There are many types of DDoS protection. The essential traditional architecture for DDoS defense works as follows.
Flow data, complementary BGP and SNMP data, all based on incoming traffic flow are sent to a detection appliance inside the network infrastructure. The detection appliance identifies attacks and tells the network to direct traffic to a scrubbing or mitigation solution typically made up of deep packet inspection appliances, which may be on-premises, in the cloud, or within a hybrid cloud combination.
The hybrid cloud approach allows for overflow traffic in the event of a DDoS attack or legitimate traffic spike which is too heavy for the on-premises device to handle to be sent on-demand to a cloud scrubbing center. This approach optimizes response time, price and enables a flexible approach to scale when necessary.
Protection appliances in the cloud can offer vast amounts of capacity to protect against volumetric attacks, such as the recent memcached DDoS attacks we’ve seen. The appliances block high packets-per-second attacks that overuse the CPU resources of networking and security equipment; and maintain the user experience for legitimate users, keeping businesses online.
Other approaches to DDoS mitigation include Remote Triggered Black Holes (or RTBH) to drop traffic going to certain IP addresses. This is mainly useful for retail ISPs who have a large number of individual subscribers who come under DDoS attack in the realm of online gaming. In these instances, a user’s traffic may be shut off for a temporary period in order to protect other subscribers from collateral damage. However, RTBH doesn’t tend to be used for protecting application servers or enterprise networks since RTBH genuinely leads to downtime i.e. the intention of the attacker. Therefore, the scrubbing type of mitigation is much more widely used.
It is also possible to run all traffic through mitigation or scrubbing devices, either on-premises or in the cloud. However, many organizations cannot afford the cost of this kind of 24/7 service.

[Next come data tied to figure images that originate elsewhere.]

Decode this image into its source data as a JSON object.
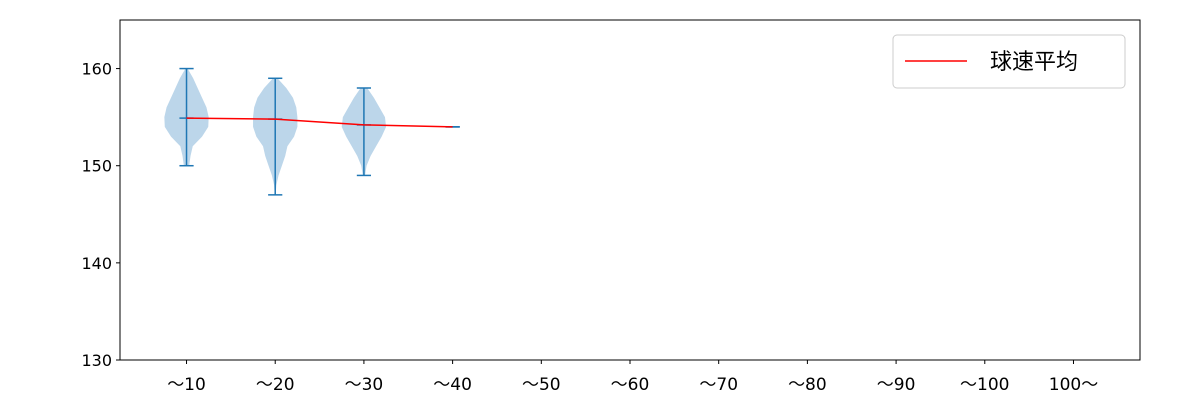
{
  "chart_data": {
    "type": "violin",
    "categories": [
      "~10",
      "~20",
      "~30",
      "~40",
      "~50",
      "~60",
      "~70",
      "~80",
      "~90",
      "~100",
      "100~"
    ],
    "ylim": [
      130,
      165
    ],
    "yticks": [
      130,
      140,
      150,
      160
    ],
    "grid": false,
    "legend": {
      "placement": "top-right",
      "entries": [
        "球速平均"
      ]
    },
    "colors": {
      "violin_fill": "#bcd6ea",
      "violin_lines": "#1f77b4",
      "mean_line": "#ff0000"
    },
    "violins": [
      {
        "category": "~10",
        "min": 150,
        "max": 160,
        "mean": 154.9,
        "profile": [
          [
            150,
            0.12
          ],
          [
            151,
            0.18
          ],
          [
            152,
            0.28
          ],
          [
            153,
            0.7
          ],
          [
            154,
            0.98
          ],
          [
            155,
            1.0
          ],
          [
            156,
            0.9
          ],
          [
            157,
            0.7
          ],
          [
            158,
            0.5
          ],
          [
            159,
            0.3
          ],
          [
            160,
            0.05
          ]
        ]
      },
      {
        "category": "~20",
        "min": 147,
        "max": 159,
        "mean": 154.8,
        "profile": [
          [
            147,
            0.02
          ],
          [
            148,
            0.05
          ],
          [
            149,
            0.15
          ],
          [
            150,
            0.3
          ],
          [
            151,
            0.45
          ],
          [
            152,
            0.55
          ],
          [
            153,
            0.85
          ],
          [
            154,
            1.0
          ],
          [
            155,
            1.0
          ],
          [
            156,
            0.95
          ],
          [
            157,
            0.8
          ],
          [
            158,
            0.5
          ],
          [
            159,
            0.1
          ]
        ]
      },
      {
        "category": "~30",
        "min": 149,
        "max": 158,
        "mean": 154.2,
        "profile": [
          [
            149,
            0.05
          ],
          [
            150,
            0.12
          ],
          [
            151,
            0.3
          ],
          [
            152,
            0.55
          ],
          [
            153,
            0.8
          ],
          [
            154,
            1.0
          ],
          [
            155,
            0.95
          ],
          [
            156,
            0.7
          ],
          [
            157,
            0.45
          ],
          [
            158,
            0.15
          ]
        ]
      },
      {
        "category": "~40",
        "min": 154,
        "max": 154,
        "mean": 154.0,
        "profile": []
      }
    ],
    "mean_series": {
      "name": "球速平均",
      "categories": [
        "~10",
        "~20",
        "~30",
        "~40"
      ],
      "values": [
        154.9,
        154.8,
        154.2,
        154.0
      ]
    }
  }
}
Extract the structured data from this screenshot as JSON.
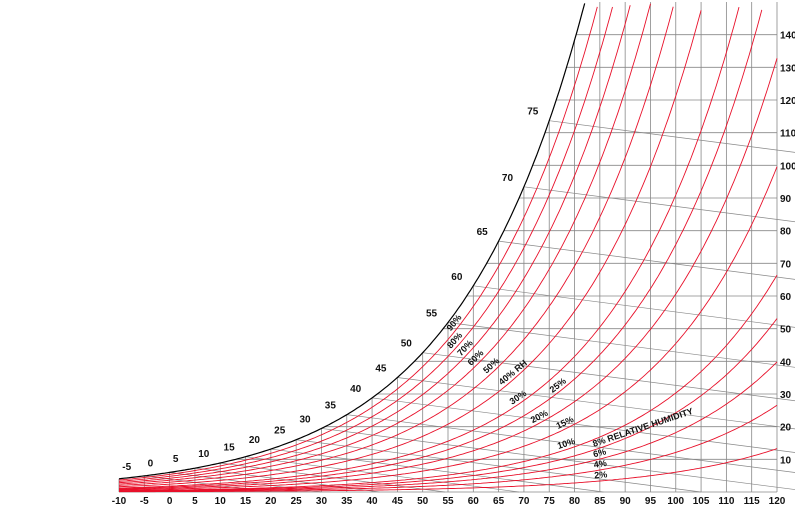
{
  "chart_data": {
    "type": "line",
    "title": "",
    "xlabel": "",
    "ylabel": "",
    "xlim": [
      -10,
      120
    ],
    "ylim": [
      0,
      150
    ],
    "x_ticks": [
      "-10",
      "-5",
      "0",
      "5",
      "10",
      "15",
      "20",
      "25",
      "30",
      "35",
      "40",
      "45",
      "50",
      "55",
      "60",
      "65",
      "70",
      "75",
      "80",
      "85",
      "90",
      "95",
      "100",
      "105",
      "110",
      "115",
      "120"
    ],
    "y_ticks": [
      "10",
      "20",
      "30",
      "40",
      "50",
      "60",
      "70",
      "80",
      "90",
      "100",
      "110",
      "120",
      "130",
      "140"
    ],
    "grid": true,
    "colors": {
      "curves": "#e8102a",
      "grid": "#888888",
      "saturation": "#000000"
    },
    "wet_bulb_labels": [
      {
        "label": "-5",
        "t": -5
      },
      {
        "label": "0",
        "t": 0
      },
      {
        "label": "5",
        "t": 5
      },
      {
        "label": "10",
        "t": 10
      },
      {
        "label": "15",
        "t": 15
      },
      {
        "label": "20",
        "t": 20
      },
      {
        "label": "25",
        "t": 25
      },
      {
        "label": "30",
        "t": 30
      },
      {
        "label": "35",
        "t": 35
      },
      {
        "label": "40",
        "t": 40
      },
      {
        "label": "45",
        "t": 45
      },
      {
        "label": "50",
        "t": 50
      },
      {
        "label": "55",
        "t": 55
      },
      {
        "label": "60",
        "t": 60
      },
      {
        "label": "65",
        "t": 65
      },
      {
        "label": "70",
        "t": 70
      },
      {
        "label": "75",
        "t": 75
      }
    ],
    "rh_curves": [
      100,
      90,
      80,
      70,
      60,
      50,
      40,
      30,
      25,
      20,
      15,
      10,
      8,
      6,
      4,
      2
    ],
    "rh_labels": [
      {
        "text": "90%",
        "rh": 90
      },
      {
        "text": "80%",
        "rh": 80
      },
      {
        "text": "70%",
        "rh": 70
      },
      {
        "text": "60%",
        "rh": 60
      },
      {
        "text": "50%",
        "rh": 50
      },
      {
        "text": "40% RH",
        "rh": 40
      },
      {
        "text": "30%",
        "rh": 30
      },
      {
        "text": "25%",
        "rh": 25
      },
      {
        "text": "20%",
        "rh": 20
      },
      {
        "text": "15%",
        "rh": 15
      },
      {
        "text": "10%",
        "rh": 10
      },
      {
        "text": "8% RELATIVE HUMIDITY",
        "rh": 8
      },
      {
        "text": "6%",
        "rh": 6
      },
      {
        "text": "4%",
        "rh": 4
      },
      {
        "text": "2%",
        "rh": 2
      }
    ]
  }
}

Hybrid cloud mitigation is utilized most frequently because it provides a balance of cost and protective effectiveness.
There are many different levels of sophistication when it comes to protection or detection appliances, and each mitigation service offers different options and levels of comprehensive protection.
Some DDoS detection appliances have come under attack recently for being outdated and inaccurate (many are based on fifteen year old computing architectures); and unable to perform reliable baselining. Baselining is the ability to respond to increasing volumes of traffic based on adaptive thresholds and a defined set of rules. Detection appliances tend to be able to only perform baselining against individual flow exporters, such as individual routers or switches. By relying on simple thresholds, attacks can be missed and manual configuration is required by operations personnel, which involves greater cost to the client.